Choirul Mahfud dalam buku Pendidikan Multikultural (2009:187) menyebutkan bahwa pendidikan multikulturalisme biasanya memiliki ciri-ciri sebagai berikut : 1) Tujuannya membentuk ”manusia budaya” dan menciptakan “masyarakat berbudaya (berperadaban)” 2) Materinya mengajarkan nilai-nilai luhur kemanusiaan, nilai-nilai bangsa, dan nilai-nilai kelompok etnis (kultural) 3) Metodenya demokratis, yang menghargai aspek-aspek perbedaan dan keberagaman budaya bangsa dan kelopok etnis (multikulturalis) 4) Evaluasinya ditentukan pada penilaian terhadap tingkah laku anak didik yang meliputi persepsi, apresiasi, dan tindakan terhadap budaya lainnya.

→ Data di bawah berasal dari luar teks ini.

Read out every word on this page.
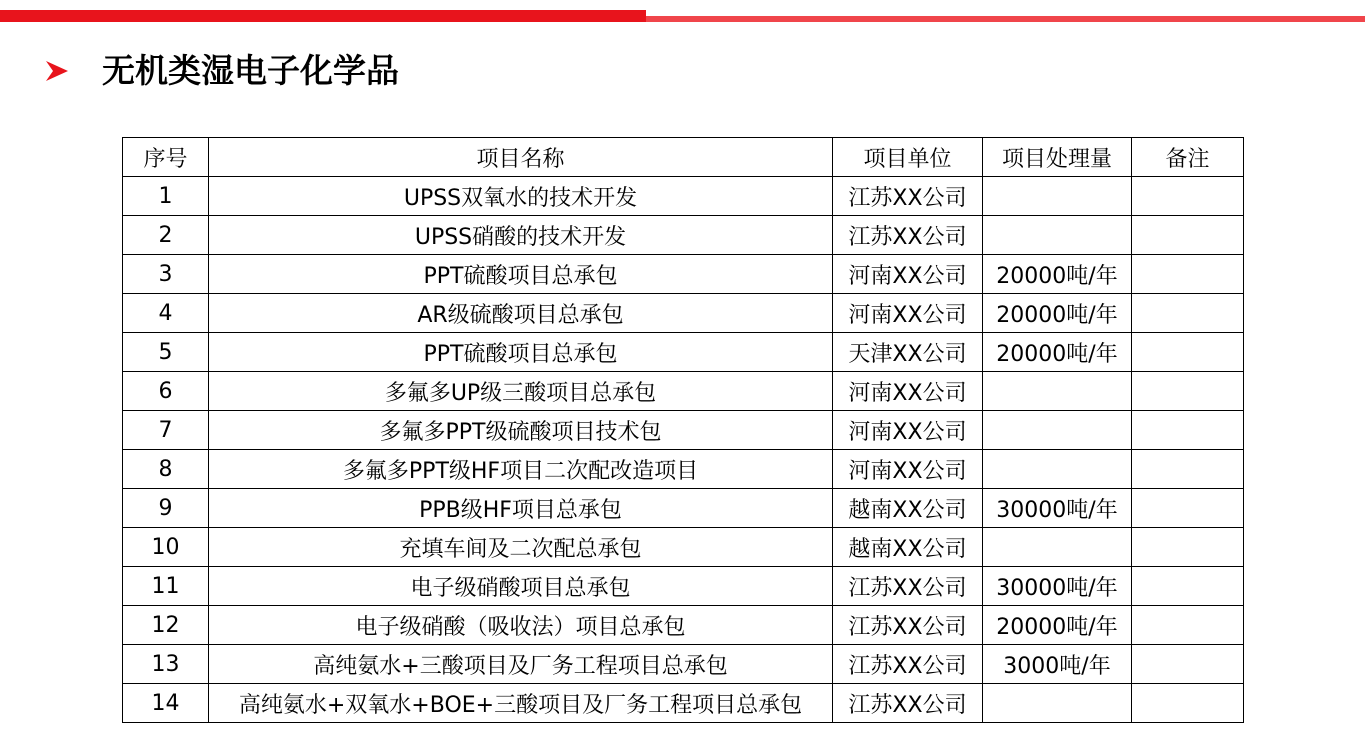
无机类湿电子化学品
序号	项目名称	项目单位	项目处理量	备注
1	UPSS双氧水的技术开发	江苏XX公司		
2	UPSS硝酸的技术开发	江苏XX公司		
3	PPT硫酸项目总承包	河南XX公司	20000吨/年	
4	AR级硫酸项目总承包	河南XX公司	20000吨/年	
5	PPT硫酸项目总承包	天津XX公司	20000吨/年	
6	多氟多UP级三酸项目总承包	河南XX公司		
7	多氟多PPT级硫酸项目技术包	河南XX公司		
8	多氟多PPT级HF项目二次配改造项目	河南XX公司		
9	PPB级HF项目总承包	越南XX公司	30000吨/年	
10	充填车间及二次配总承包	越南XX公司		
11	电子级硝酸项目总承包	江苏XX公司	30000吨/年	
12	电子级硝酸（吸收法）项目总承包	江苏XX公司	20000吨/年	
13	高纯氨水+三酸项目及厂务工程项目总承包	江苏XX公司	3000吨/年	
14	高纯氨水+双氧水+BOE+三酸项目及厂务工程项目总承包	江苏XX公司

Pada dasarnya kegiatan pembelajaran di sekolah harus peka terhadap berbagai gejala sosial yang ada di masyarakat, termasuk pembelajaran apresiasi sastra. Terlebih karena negara kita adalah negara multi etnis, multi suku, multi budaya, dan multi agama. Apabila merunut sejarah bangsa ini maka konflik karena perbedaan suku, agama, etnis, dan ras masih menjadi salah satu PR. Hal ini seakan menjadi cerminan bahwa nilai-nilai pendidikan multikultural masih harus ditanamkan pada peserta didik. Penanaman nilai-nilai pendidikan multikultural ini akan kian bernas di daerah yang memang berpenduduk multikultural seperti Pulau Belitung misalnya. Pulau Belitung merupakan pulau yang memiliki penduduk multikultural. Beberapa suku yang menghuni Pulau Belitung adalah Suku Melayu, Suku Tionghoa, Suku Bugis, Suku Madura, dan Suku Sawang. Keberagaman kultural ini belum pernah sama sekali terbentur konflik. Namun seiring perkembangan zaman hal tersebut tentu harus sigap diantisipasi. Cara paling jitu untuk mengantisipasinya adalah melalui pendidikan.
Guru bahasa Indonesia masa kini dan inovatif haruslah menjawab tantangan ini melalui pengajaran apresiasi sastra yang aplikatif. Pada dasarnya kegiatan apresiasi sastra di kelas akan menjadi kian bermakna melalui pengaplikasian nilai-nilai kehidupan yang ditemukan dalam karya sastra tersebut.
Dalam kamus istilah sastra (2007:35) apresiasi sastra diartikan sebagai penghargaan atas karya sastra sebagai hasil pengenalan, pemahaman, penafsiran, penghayatan, dan penikmatan yang didukung oleh kepekaan batin terhadap nilai-nilai yang terkandung dalam karya itu. Berdasarkan pengertian tersebut maka kegiatan apresiasi sastra pada hakikatnya adalah penghargaan atas nilai-nilai yang terdapat dalam karya sastra sebagai hasil dari penghayatan kepekaan batin. Apresiasi tentu merupakan sebuah kegiatan yang sungguh-sungguh karena dengan mengapresiasi kita akan memahami lebih mendalam karya yang kita apresiasi.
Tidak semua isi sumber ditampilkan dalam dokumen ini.